Die wichtigsten Aufgaben eines Notars
Beurkundung von Rechtsgeschäften
Die Beurkundung ist die klassische Kernaufgabe des Notars. Bei einer Beurkundung erstellt der Notar eine öffentliche Urkunde, die einen besonders hohen Beweiswert hat. Der Notar prüft dabei die Identität der Beteiligten, belehrt über die rechtlichen Folgen und stellt sicher, dass der Wille der Parteien korrekt wiedergegeben wird.

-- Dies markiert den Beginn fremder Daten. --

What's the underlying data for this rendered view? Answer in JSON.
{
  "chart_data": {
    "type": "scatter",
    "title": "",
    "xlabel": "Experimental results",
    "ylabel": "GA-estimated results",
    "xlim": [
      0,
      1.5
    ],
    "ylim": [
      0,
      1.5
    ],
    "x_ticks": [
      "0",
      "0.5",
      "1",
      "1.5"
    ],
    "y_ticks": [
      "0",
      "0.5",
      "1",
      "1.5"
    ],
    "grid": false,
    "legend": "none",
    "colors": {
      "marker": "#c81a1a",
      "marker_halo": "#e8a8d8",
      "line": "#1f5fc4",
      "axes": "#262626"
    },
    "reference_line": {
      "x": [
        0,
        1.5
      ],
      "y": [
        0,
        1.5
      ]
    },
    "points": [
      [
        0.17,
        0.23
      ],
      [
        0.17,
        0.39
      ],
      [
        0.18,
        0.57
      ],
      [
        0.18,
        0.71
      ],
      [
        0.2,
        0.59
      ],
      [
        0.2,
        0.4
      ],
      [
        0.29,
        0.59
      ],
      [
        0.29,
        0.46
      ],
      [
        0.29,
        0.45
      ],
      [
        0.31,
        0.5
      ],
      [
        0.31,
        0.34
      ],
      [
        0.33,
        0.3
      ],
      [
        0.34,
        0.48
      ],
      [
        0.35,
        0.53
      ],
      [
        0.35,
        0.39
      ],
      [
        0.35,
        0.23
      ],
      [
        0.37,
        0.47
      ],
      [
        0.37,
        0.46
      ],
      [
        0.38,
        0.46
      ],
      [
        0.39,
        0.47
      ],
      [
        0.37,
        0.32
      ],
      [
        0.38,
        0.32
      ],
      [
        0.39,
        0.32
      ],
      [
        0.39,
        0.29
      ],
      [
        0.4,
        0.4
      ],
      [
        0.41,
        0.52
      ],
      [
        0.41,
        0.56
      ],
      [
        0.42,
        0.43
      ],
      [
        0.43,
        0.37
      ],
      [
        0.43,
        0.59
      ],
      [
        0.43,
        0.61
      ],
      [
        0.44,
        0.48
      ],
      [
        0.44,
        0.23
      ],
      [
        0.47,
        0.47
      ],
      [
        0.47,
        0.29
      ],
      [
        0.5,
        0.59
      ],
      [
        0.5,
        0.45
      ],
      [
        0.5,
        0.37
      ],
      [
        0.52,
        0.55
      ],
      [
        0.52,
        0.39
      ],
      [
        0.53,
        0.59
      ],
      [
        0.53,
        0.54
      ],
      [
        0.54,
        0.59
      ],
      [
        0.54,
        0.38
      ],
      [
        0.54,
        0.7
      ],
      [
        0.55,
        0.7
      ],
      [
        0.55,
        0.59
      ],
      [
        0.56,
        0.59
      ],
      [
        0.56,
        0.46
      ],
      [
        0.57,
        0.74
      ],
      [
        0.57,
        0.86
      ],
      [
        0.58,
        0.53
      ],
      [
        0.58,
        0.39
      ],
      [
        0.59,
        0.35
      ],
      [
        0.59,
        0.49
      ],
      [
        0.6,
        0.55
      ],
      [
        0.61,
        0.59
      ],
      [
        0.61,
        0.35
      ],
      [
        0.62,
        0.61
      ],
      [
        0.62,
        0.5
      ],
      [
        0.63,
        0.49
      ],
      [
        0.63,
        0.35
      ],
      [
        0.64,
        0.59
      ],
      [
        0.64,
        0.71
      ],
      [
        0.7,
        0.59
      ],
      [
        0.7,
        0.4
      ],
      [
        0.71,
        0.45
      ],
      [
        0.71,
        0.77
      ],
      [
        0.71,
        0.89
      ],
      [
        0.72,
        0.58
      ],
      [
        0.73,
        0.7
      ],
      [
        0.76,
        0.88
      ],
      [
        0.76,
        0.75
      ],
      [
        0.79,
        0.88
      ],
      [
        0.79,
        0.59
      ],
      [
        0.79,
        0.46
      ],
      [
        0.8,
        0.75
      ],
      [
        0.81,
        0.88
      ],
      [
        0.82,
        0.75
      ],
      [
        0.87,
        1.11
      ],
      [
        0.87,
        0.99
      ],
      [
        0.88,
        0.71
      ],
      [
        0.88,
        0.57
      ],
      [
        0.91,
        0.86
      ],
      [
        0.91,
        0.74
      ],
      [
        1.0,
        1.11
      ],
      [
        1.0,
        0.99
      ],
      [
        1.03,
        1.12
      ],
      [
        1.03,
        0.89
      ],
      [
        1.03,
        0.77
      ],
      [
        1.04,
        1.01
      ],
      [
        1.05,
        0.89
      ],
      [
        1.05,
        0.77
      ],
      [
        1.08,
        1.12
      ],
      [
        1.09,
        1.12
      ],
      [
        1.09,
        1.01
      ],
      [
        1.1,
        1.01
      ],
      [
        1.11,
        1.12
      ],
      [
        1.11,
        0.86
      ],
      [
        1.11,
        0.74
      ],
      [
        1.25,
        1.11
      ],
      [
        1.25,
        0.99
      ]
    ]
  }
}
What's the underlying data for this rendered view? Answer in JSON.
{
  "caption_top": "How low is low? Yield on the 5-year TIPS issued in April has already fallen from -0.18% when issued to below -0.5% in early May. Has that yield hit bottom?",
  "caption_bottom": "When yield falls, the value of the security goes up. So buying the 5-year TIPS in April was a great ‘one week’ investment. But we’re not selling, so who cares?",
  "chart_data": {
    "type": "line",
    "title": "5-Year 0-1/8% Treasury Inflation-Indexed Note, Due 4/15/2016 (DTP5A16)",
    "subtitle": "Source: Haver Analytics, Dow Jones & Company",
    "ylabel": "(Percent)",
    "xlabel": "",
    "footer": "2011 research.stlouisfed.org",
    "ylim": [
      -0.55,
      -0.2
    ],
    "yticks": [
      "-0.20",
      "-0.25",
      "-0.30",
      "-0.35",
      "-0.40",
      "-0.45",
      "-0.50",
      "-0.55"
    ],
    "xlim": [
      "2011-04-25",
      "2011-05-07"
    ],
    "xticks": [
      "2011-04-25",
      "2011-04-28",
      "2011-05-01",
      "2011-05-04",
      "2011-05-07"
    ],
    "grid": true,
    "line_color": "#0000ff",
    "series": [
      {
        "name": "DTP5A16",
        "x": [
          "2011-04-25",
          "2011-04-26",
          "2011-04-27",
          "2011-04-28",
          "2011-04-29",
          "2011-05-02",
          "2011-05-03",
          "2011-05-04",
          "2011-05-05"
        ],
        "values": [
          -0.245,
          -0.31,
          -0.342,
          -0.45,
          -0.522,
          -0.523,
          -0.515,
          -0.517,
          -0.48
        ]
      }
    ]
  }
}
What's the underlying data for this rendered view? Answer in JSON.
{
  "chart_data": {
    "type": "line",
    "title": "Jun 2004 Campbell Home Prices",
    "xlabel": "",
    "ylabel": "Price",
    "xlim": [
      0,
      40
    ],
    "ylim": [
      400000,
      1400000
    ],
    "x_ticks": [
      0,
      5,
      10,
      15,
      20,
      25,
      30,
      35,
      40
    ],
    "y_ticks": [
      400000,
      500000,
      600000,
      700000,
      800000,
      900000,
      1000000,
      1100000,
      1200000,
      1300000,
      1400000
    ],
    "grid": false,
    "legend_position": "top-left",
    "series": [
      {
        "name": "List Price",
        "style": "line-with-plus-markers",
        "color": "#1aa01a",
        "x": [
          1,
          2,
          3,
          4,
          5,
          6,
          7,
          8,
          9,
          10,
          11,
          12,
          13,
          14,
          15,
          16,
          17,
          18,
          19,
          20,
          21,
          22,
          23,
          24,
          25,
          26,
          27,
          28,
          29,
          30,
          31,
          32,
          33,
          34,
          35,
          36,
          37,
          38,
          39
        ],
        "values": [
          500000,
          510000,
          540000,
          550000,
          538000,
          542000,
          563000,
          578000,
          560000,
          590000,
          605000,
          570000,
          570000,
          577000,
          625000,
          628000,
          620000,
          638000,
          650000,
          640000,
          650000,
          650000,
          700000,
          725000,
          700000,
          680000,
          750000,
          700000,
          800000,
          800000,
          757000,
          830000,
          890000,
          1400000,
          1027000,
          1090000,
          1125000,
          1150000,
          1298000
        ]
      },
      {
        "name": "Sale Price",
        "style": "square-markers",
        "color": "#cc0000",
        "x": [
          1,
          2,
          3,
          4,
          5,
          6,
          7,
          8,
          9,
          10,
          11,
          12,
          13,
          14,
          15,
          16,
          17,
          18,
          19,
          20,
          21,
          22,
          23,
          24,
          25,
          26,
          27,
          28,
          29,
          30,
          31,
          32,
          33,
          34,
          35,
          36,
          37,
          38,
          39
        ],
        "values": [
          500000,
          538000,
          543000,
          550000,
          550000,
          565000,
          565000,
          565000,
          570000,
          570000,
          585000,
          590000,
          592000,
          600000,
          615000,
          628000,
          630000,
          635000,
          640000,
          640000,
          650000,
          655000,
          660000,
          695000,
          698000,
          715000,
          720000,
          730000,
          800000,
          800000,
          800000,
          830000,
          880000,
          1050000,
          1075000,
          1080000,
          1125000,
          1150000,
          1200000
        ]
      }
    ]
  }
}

Typische Beurkundungen umfassen:
- Kaufverträge für Immobilien
- Eheverträge und Scheidungsvereinbarungen
- Gesellschaftsverträge (z. B. GmbH-Gründung)
- Schenkungsverträge
- Adoptionsverträge
Beglaubigung von Unterschriften
Bei der Beglaubigung bestätigt der Notar lediglich, dass eine bestimmte Person eine Unterschrift geleistet hat. Im Gegensatz zur Beurkundung prüft der Notar bei der Beglaubigung nicht den Inhalt des Dokuments, sondern nur die Echtheit der Unterschrift. Die Beglaubigung ist günstiger als die Beurkundung und wird häufig bei Grundbuchseingaben, Vollmachten oder Firmenbuchanträgen benötigt.
Testamente und Erbrecht
Der Notar spielt im Erbrecht eine zentrale Rolle. Er kann Testamente errichten, die als notarielle Testamente eine besonders hohe Rechtssicherheit bieten. Außerdem werden notarielle Testamente automatisch im Österreichischen Zentralen Testamentsregister (ÖZTR) registriert, sodass sie im Todesfall verlässlich aufgefunden werden.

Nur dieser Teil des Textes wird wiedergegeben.